Well, I am writing after ages...not because I don't get to sit in front of my machine (I do that for a living!!!!) but maybe because I did not have anything to write for so long! Or maybe because my thoughts were so scattered that they just wouldn't come and sit together!
I was thinking since the last few days...I wanted to put them all down...the way they came to me...but if I did that, this would probably read rather incoherent! And I wouldn't want anyone to form an opinion about my mental state after reading that! Well, not that I have much sorted out right now but there are more prominent pictures now...of my childhood...people who mattered to me, but are not there anymore to heal my wounds...of places...of smells...of scenes.
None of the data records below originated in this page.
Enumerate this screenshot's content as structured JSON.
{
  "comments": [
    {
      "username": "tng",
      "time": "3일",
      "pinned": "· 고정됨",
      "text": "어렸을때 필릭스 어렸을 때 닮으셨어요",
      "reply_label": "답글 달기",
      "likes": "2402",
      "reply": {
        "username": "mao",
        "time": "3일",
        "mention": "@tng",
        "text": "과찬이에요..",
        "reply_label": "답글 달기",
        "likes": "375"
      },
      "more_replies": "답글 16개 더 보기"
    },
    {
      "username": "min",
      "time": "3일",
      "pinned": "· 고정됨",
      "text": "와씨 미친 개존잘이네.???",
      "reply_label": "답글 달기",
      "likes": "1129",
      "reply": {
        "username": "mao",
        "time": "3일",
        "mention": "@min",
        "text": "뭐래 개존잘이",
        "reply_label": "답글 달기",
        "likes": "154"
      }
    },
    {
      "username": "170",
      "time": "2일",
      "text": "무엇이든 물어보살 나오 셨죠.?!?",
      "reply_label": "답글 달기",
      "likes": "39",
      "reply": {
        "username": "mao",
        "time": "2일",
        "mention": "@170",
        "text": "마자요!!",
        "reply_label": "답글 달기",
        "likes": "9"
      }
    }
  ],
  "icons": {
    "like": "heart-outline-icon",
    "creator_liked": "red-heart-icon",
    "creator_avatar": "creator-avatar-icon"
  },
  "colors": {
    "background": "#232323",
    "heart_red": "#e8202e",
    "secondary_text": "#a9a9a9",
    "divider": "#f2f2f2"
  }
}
A lot of my childhood days were spent in a small hill town...the misty smell of pines...the cloud suddenly passing through you leaving a wetness on your clothes...the steps that we as children used to climb up and down just to play and hide somewhere...the little water spring that had the sweetest water in the world and yet the water was not to be drunk...the small woods around the graveyard at the back of the locality, with a tiny chapel and a few old coffins buried deep within the ground...I can see them all...I can feel them all...but I can never go back to them again! Oh how I wish I could...
I could go on writing about that place...endlessly! And go on wiping the tears that trickle down my eyes right now...I can never ever go back to all that!